Built-in Self-training Libraries
As a starting point for the calculations a number of Built-in Self-training Libraries with experimental values of the corresponding properties is provided for each ‘Trainable Model’ in ACD/Percepta:
- Trainable P-gpS
- Built-in P-gpS Self-training Library - 1596 compounds.
- Trainable P-gpI
- Built-in P-gpI Self-training Library - 2006 compounds.
- Trainable LogSw
- Built-in LogSw Self-training Library - 6807 compounds.
- Trainable LogS
- Built-in LogS(pH=1.7) Self-training Library - 6807 compounds.
- Built-in LogS(pH=6.5) Self-training Library - 6807 compounds.
- Built-in LogS(pH=7.4) Self-training Library - 6807 compounds.
- Trainable Qual.S
- Built-in Qualitative Solubility (S(7.4) > 0.1 mg/ml) Self-training Library - 7587 compounds.
- Built-in Qualitative Solubility (S(7.4) > 1 mg/ml) Self-training Library - 8163 compounds.
- Built-in Qualitative Solubility (S(7.4) > 10 mg/ml) Self-training Library - 7973 compounds.
- Trainable LogKa
- Built-in LogKa(HSA) Self-training Library - 334 compounds.
- Trainable PPB
- Built-in %PPB Self-training Library - 1453 compounds.
- Trainable LogP
- Built-in LogP Self-training Library - 16277 compounds.
- Trainable LogD
- Built-in LogD(pH=1.7) Self-training Library - 16277 compounds.
- Built-in LogD(pH=6.5) Self-training Library - 16277 compounds.
- Built-in LogD(pH=7.4) Self-training Library - 16321 compounds.
- Trainable pKa Full
- Built-in pKa Self-training Library - 20264 entries.
- Trainable CYP1A2 I
- Built-in CYP1A2 Inhibition (IC50 < 10 uM) Self-training Library - 5815 compounds.

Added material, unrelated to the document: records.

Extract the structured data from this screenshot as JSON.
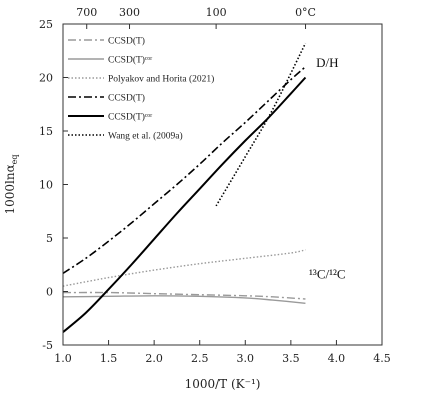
{
  "chart_data": {
    "type": "line",
    "xlabel": "1000/T (K⁻¹)",
    "ylabel": "1000lnα",
    "ylabel_sub": "eq",
    "xlim": [
      1.0,
      4.5
    ],
    "ylim": [
      -5,
      25
    ],
    "x_ticks": [
      1.0,
      1.5,
      2.0,
      2.5,
      3.0,
      3.5,
      4.0,
      4.5
    ],
    "x_tick_labels": [
      "1.0",
      "1.5",
      "2.0",
      "2.5",
      "3.0",
      "3.5",
      "4.0",
      "4.5"
    ],
    "y_ticks": [
      -5,
      0,
      5,
      10,
      15,
      20,
      25
    ],
    "y_tick_labels": [
      "-5",
      "0",
      "5",
      "10",
      "15",
      "20",
      "25"
    ],
    "top_axis": {
      "ticks_x": [
        1.2602,
        1.7298,
        2.6799,
        3.661
      ],
      "labels": [
        "700",
        "300",
        "100",
        "0°C"
      ]
    },
    "annotations": [
      {
        "text": "D/H",
        "x": 3.9,
        "y": 21.0
      },
      {
        "text": "¹³C/¹²C",
        "x": 3.9,
        "y": 1.2
      }
    ],
    "legend": {
      "position": "top-left",
      "entries": [
        {
          "label": "CCSD(T)",
          "style": "dashdot",
          "color": "#9a9a9a"
        },
        {
          "label": "CCSD(T)ᶜᵒʳ",
          "style": "solid",
          "color": "#9a9a9a"
        },
        {
          "label": "Polyakov and Horita (2021)",
          "style": "dotted",
          "color": "#9a9a9a"
        },
        {
          "label": "CCSD(T)",
          "style": "dashdot",
          "color": "#000000"
        },
        {
          "label": "CCSD(T)ᶜᵒʳ",
          "style": "solid",
          "color": "#000000"
        },
        {
          "label": "Wang et al. (2009a)",
          "style": "dotted",
          "color": "#000000"
        }
      ]
    },
    "series": [
      {
        "name": "CCSD(T)",
        "group": "carbon",
        "style": "dashdot",
        "color": "#9a9a9a",
        "x": [
          1.0,
          1.5,
          2.0,
          2.5,
          3.0,
          3.3,
          3.66
        ],
        "y": [
          -0.1,
          -0.1,
          -0.2,
          -0.3,
          -0.4,
          -0.5,
          -0.7
        ]
      },
      {
        "name": "CCSD(T)ᶜᵒʳ",
        "group": "carbon",
        "style": "solid",
        "color": "#9a9a9a",
        "x": [
          1.0,
          1.5,
          2.0,
          2.5,
          3.0,
          3.3,
          3.66
        ],
        "y": [
          -0.5,
          -0.45,
          -0.4,
          -0.45,
          -0.6,
          -0.8,
          -1.1
        ]
      },
      {
        "name": "Polyakov and Horita (2021)",
        "group": "carbon",
        "style": "dotted",
        "color": "#9a9a9a",
        "x": [
          1.0,
          1.5,
          2.0,
          2.5,
          3.0,
          3.5,
          3.66
        ],
        "y": [
          0.5,
          1.3,
          2.0,
          2.6,
          3.1,
          3.6,
          3.9
        ]
      },
      {
        "name": "CCSD(T)",
        "group": "hydrogen",
        "style": "dashdot",
        "color": "#000000",
        "x": [
          1.0,
          1.25,
          1.5,
          1.75,
          2.0,
          2.25,
          2.5,
          2.75,
          3.0,
          3.25,
          3.5,
          3.66
        ],
        "y": [
          1.7,
          3.1,
          4.7,
          6.4,
          8.2,
          10.0,
          11.9,
          13.9,
          15.8,
          17.8,
          19.8,
          21.0
        ]
      },
      {
        "name": "CCSD(T)ᶜᵒʳ",
        "group": "hydrogen",
        "style": "solid",
        "color": "#000000",
        "x": [
          1.0,
          1.25,
          1.5,
          1.75,
          2.0,
          2.25,
          2.5,
          2.75,
          3.0,
          3.25,
          3.5,
          3.66
        ],
        "y": [
          -3.8,
          -2.0,
          0.2,
          2.5,
          4.9,
          7.3,
          9.6,
          11.9,
          14.1,
          16.2,
          18.5,
          20.0
        ]
      },
      {
        "name": "Wang et al. (2009a)",
        "group": "hydrogen",
        "style": "dotted",
        "color": "#000000",
        "x": [
          2.68,
          3.0,
          3.3,
          3.66
        ],
        "y": [
          8.0,
          12.6,
          17.0,
          23.2
        ]
      }
    ]
  }
}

- Built-in CYP1A2 Inhibition (IC50 < 50 uM) Self-training Library - 4867 compounds.
- Trainable CYP2C19 I
- Built-in CY2C19 Inhibition (IC50 < 10 uM) Self-training Library - 6833 compounds.
- Built-in CYP2C19 Inhibition (IC50 < 50 uM) Self-training Library - 6899 compounds.
- Trainable CYP2C9 I
- Built-in CY2C9 Inhibition (IC50 < 10 uM) Self-training Library - 7677 compounds.
- Built-in CYP2C9 Inhibition (IC50 < 50 uM) Self-training Library - 7666 compounds.
- Trainable CYP2D6 I
- Built-in CY2D6 Inhibition (IC50 < 10 uM) Self-training Library - 7507 compounds.
- Built-in CYP2D6 Inhibition (IC50 < 50 uM) Self-training Library - 7707 compounds.
- Trainable CYP3A4 I
- Built-in CY3A4 Inhibition (IC50 < 10 uM) Self-training Library - 7927 compounds.
- Built-in CYP3A4 Inhibition (IC50 < 50 uM) Self-training Library - 6684 compounds.
- Trainable CYP1A2 S
- Built-in CYP1A2 Substrates Self-training Library - 935 compounds.
- Trainable CYP2C19 S
- Built-in CYP2C19 Substrates Self-training Library - 794 compounds.
- Trainable CYP2C9 S
- Built-in CYP2C9 Substrates Self-training Library - 867 compounds.
- Trainable CYP2D6 S
- Built-in CYP2D6 Substrates Self-training Library - 1001 compounds.
- Trainable CYP3A4 S
- Built-in CYP1A2 Substrates Self-training Library - 960 compounds.
Note: The size of Built-in pKa Self-training Library is given not as a number of compounds, but rather as a total number of entries, since experimental data for several ionogenic centers in the same molecule may be present in the library.
Each library comes in two identical copies – ‘Read-only’ and ‘Editable’. The user is free to edit the contents of the ‘Editable’ version while no alterations are allowed to the ‘Read-only’ library which can be considered as a backup copy of the original data. Otherwise these Built-in Self-training Libraries have the same functionality – both can be used in calculations or as an initial data source for the creation of user-defined Self-training Libraries.